Beyond the Atlantic it is the same. The entire continent of Africa is being parted among a few European nations already swollen to enormous growth by vast accretions of colonial dominion. And all over the world colonial federation is in the air. In Europe itself states are drawn together into kingdoms, kingdoms into empires. United Italy and United Germany are conspicuous and significant examples. Whether in the Other World a movement is afoot to establish Greater Heaven by annexing Hell neither the celestial ambassadors have informed us from the pulpit, nor the infernal from the tribune.
Multiplication of international “conventions” and “treaties” is one of the most striking of contemporary political phenomena. They are a minor species of international federation, attesting and perpetuating a community of interest which statesmen no longer venture to ignore. By some hopeful spirits they are regarded as preliminary committee-work of Tennyson’s “Parliament of Man.” International arbitration is a blind step in the same direction, profitable chiefly as evidence of the general trend. The set of the currents of human interests is from all points of the compass toward fewer and fewer nuclei of control. We may dislike the direction—may clamor against the current that seems to be affecting a particular interest, but we can neither stay nor turn it. We may utter (from the pocket) our disrelish of the “trust,” the “combine,” the “monopoly”; they are phases of the movement and we shall shriek in vain.
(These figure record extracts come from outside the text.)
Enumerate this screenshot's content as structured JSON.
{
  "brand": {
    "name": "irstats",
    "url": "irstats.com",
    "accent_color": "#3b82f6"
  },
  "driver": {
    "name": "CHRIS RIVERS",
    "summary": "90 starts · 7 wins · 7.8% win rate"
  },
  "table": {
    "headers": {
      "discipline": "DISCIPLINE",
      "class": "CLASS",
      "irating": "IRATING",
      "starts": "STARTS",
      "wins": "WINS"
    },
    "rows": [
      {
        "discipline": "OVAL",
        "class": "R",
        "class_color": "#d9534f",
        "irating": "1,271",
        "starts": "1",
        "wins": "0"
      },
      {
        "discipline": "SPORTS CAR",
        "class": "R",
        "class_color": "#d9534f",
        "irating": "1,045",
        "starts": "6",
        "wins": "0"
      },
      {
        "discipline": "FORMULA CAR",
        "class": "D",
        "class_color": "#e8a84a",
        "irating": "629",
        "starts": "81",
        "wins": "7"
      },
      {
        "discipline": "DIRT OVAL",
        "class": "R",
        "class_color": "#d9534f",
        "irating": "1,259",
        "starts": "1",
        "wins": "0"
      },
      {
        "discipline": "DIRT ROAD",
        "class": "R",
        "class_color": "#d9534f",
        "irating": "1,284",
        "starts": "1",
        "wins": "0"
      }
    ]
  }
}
A few of the public advantages of combinations in production may be mentioned. Economy is the most obvious. A syndicate or trust requires just as many miners to dig a million tons of coal, for example, as a dozen independent companies did; but it does not require nearly so many salaried officers, nor nearly so many expensive offices. The man who is in danger of “losing his place” is not the laborer, yet it is the laborers who are loudest in their wail. A little reflection will suggest many other ways in which economy of production is served by combination; but deeper reflection, with some knowledge of commercial phenomena, is required to make it clear that economy of production benefits anybody but the producer. It is of some potential advantage, at least, to the consumer that the producer is able, without bankruptcy, to lower the price of the product if Heaven should put it into his heart to do so.
Stability of employment is promoted by combination of capital. A single concern employing ten thousand workmen will not hold them subject to the whims and caprices of a single mind conscious of its ability to replace them, as is the case with a man employing only a dozen. To a rich corporation carrying on a large business a strike means a great loss; to a score of small concerns it means a comparatively small loss each, and is incurred with a light heart. Labor may be very sure of having its demands attentively considered by those who cannot afford to be a day without it.